Beams of red, blue and green light project onto a wall in a darkened corner. A young child holds cut-out shapes in front of the beams, transforming them into silhouettes on the wall. Her imagination draws her one step further, to a shadow puppet show she creates before her.

Possibilities in Modulation: Exploring Color and Shadow described above is just one of seven stations, or “experiences,” that comprise the new Atelier of Light, an interactive learning space in the traveling Wonder of Learning: the Hundred Languages of Childhood exhibit at the David L. Lawrence Convention Center until November 15.

Created by educators from local Reggio Emilia-inspired programs with guidance from Clear Story Pittsburgh, the Atelier is designed to “to entice, provoke, challenge and rethink what we know about light,” says Carolyn Linder, project director of the exhibit. The Atelier, like the entire Wonder of Learning exhibit, is also designed to give visitors a firsthand look at the Reggio Emilia approach to early childhood education.

Named for the Italian town where it was developed, the Reggio Emilia approach is based on the belief that children learn through their relationships with others and they communicate their knowledge through multiple “languages,” many of them non-verbal, including play, artistic creation and music.

At the seven experiences in the Atelier, or “studio,” children can explore and describe light using their many languages.

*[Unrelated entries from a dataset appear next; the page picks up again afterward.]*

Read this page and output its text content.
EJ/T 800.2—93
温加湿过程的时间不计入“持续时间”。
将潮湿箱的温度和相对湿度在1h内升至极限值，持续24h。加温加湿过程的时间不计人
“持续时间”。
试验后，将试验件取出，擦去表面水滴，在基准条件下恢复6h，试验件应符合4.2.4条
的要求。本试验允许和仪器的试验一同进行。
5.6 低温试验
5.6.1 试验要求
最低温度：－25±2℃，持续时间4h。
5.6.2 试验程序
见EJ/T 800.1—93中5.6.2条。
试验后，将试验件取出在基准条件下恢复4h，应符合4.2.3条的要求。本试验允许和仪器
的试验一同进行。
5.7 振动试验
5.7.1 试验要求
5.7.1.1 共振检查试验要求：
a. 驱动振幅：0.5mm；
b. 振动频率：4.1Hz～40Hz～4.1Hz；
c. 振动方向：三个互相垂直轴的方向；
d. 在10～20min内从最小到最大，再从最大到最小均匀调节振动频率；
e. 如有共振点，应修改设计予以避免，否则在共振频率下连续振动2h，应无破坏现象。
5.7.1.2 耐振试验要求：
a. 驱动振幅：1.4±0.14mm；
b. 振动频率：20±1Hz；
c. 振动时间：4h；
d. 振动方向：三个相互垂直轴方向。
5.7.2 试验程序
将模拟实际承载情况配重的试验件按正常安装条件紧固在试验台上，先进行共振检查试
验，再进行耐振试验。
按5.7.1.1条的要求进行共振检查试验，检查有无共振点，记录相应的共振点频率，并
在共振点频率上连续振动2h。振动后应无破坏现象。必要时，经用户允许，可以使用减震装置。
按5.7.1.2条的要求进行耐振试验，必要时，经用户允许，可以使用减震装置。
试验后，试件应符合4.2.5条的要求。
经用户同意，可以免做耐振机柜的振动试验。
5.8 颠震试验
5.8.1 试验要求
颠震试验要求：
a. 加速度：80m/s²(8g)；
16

They can examine natural detritus using flashlights and magnifying glasses. They can arrange sand, pebbles, CDs, miniature disco balls and other small items (including themselves) on mirrors and light boxes. And they can project compositions of colored objects onto easels where they can be outlined and preserved.

“The experiences are designed as provocations,” says Suzanne Grove, a local early childhood educator who helped design the exhibit. “We take light, an element we are in constant relationship with, and present new ways to encounter its affordances and possibilities.”

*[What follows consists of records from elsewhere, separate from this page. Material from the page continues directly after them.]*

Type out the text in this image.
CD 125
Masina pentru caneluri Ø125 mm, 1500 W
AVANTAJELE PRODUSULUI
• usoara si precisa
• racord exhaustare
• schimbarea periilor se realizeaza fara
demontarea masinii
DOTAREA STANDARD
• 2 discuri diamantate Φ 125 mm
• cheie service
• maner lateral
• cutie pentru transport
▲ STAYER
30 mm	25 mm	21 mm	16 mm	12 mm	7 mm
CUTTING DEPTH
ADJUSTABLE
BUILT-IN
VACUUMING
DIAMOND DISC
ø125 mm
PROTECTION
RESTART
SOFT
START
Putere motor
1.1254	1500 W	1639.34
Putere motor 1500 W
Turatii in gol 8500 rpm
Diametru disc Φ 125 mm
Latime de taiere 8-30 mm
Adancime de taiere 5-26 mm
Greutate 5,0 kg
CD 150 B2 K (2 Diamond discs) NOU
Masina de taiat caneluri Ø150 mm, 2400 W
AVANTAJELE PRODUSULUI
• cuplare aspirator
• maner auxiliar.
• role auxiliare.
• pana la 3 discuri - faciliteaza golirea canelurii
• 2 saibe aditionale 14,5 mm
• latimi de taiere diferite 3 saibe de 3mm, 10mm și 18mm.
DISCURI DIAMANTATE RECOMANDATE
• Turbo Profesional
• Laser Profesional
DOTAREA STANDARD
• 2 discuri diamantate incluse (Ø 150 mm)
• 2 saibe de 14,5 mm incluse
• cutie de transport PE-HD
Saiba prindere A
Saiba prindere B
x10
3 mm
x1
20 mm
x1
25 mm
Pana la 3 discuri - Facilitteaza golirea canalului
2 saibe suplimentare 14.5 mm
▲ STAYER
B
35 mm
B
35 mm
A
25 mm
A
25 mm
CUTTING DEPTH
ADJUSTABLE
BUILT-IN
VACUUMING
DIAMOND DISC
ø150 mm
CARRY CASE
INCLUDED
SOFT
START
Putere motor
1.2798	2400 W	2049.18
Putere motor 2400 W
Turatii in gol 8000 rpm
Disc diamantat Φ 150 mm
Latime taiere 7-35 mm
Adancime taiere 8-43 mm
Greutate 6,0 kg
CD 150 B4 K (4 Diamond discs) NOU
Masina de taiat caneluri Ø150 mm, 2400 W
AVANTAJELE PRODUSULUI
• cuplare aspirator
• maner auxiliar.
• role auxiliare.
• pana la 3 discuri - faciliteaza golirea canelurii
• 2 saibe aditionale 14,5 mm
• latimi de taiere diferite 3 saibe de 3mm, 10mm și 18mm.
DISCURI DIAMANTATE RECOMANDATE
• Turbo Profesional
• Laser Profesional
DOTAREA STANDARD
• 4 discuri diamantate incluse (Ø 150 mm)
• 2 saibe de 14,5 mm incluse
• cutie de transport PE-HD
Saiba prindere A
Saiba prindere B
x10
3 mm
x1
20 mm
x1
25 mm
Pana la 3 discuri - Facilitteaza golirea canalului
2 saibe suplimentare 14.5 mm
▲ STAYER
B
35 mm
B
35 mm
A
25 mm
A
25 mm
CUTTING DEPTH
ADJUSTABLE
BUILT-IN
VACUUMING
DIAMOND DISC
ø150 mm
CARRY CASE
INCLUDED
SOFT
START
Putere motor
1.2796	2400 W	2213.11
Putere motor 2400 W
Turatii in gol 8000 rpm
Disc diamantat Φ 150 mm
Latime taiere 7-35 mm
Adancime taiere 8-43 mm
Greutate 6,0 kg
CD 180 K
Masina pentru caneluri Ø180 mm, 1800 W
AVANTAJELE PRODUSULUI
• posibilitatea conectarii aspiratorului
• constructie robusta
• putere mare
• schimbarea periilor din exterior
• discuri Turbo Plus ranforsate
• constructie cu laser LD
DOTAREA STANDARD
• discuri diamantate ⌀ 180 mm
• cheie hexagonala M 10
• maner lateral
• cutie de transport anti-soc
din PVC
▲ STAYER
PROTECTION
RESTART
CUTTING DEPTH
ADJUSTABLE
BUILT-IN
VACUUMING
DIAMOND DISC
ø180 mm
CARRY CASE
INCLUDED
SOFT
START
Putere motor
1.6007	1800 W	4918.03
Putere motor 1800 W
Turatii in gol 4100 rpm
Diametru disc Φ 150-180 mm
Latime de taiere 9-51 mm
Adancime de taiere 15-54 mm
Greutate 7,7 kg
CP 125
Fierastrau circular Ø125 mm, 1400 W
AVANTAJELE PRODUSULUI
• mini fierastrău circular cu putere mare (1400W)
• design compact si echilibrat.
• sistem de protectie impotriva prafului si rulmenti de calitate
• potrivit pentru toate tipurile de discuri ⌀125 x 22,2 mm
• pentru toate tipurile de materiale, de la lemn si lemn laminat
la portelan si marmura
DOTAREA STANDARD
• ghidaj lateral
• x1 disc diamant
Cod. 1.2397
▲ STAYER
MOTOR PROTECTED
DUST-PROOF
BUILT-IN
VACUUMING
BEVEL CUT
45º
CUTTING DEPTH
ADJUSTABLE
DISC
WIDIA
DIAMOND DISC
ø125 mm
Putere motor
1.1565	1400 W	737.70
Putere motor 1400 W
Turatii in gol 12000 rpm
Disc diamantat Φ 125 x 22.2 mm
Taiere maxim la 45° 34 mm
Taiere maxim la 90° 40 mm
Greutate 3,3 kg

While the Atelier is appropriate for people of all ages, it is geared to children ages 2-8. The Wonder of Learning exhibit and the Atelier are open Wednesday through Friday from 3 to 7 p.m. and Saturday and Sunday from 11 a.m. to 3 p.m. until November 15. Both are free to visit and together provide an hour or two of afternoon entertainment. The Wonder of Learning is directed at adult visitors, but its videos of small children at play and visual depictions of the Reggio Emilia method may be interesting to some children.

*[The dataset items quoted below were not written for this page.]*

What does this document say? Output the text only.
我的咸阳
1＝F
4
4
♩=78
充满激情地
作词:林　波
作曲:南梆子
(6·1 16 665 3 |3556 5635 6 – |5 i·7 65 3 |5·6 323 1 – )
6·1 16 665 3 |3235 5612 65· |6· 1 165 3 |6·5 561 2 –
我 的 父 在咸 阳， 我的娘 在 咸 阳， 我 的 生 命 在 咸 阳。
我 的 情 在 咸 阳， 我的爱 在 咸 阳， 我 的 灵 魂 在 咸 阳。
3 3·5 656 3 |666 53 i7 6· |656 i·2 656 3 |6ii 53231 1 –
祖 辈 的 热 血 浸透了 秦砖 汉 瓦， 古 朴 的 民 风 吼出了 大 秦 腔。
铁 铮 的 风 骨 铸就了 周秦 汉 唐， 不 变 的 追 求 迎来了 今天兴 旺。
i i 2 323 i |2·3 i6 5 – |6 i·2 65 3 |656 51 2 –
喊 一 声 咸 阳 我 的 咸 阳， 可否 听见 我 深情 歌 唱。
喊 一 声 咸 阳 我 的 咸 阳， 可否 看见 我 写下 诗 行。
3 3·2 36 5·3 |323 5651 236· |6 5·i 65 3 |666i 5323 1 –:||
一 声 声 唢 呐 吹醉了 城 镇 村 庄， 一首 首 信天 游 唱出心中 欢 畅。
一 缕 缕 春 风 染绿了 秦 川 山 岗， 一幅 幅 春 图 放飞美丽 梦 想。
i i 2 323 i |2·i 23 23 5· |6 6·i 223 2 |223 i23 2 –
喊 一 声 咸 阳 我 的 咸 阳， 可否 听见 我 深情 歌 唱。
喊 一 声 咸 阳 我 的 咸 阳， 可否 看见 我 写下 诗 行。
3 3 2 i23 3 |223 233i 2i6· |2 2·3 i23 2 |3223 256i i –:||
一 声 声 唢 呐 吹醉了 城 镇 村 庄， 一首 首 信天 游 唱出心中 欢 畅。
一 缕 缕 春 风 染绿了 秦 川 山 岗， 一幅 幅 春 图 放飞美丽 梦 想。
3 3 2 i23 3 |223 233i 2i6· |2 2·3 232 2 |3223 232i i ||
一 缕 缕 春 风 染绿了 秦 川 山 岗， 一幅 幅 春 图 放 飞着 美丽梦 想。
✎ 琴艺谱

The Wonder of Learning: The Hundred Languages of Children Exhibition is presented in collaboration with the North American Reggio Emilia Alliance and Reggio Children. Its Pittsburgh hosts are the Jewish Federation of Greater Pittsburgh and the Pittsburgh Association for the Education of Young Children. The exhibition is sponsored the The Heinz Endowments, the Beacon Foundation, the David S. and Karen A. Shapira Foundation and The Pittsburgh Foundation. Host communities are given the opportunity to create an Atelier to accompany the larger exhibit. These Ateliers do not travel with the exhibition, but are unique to each community.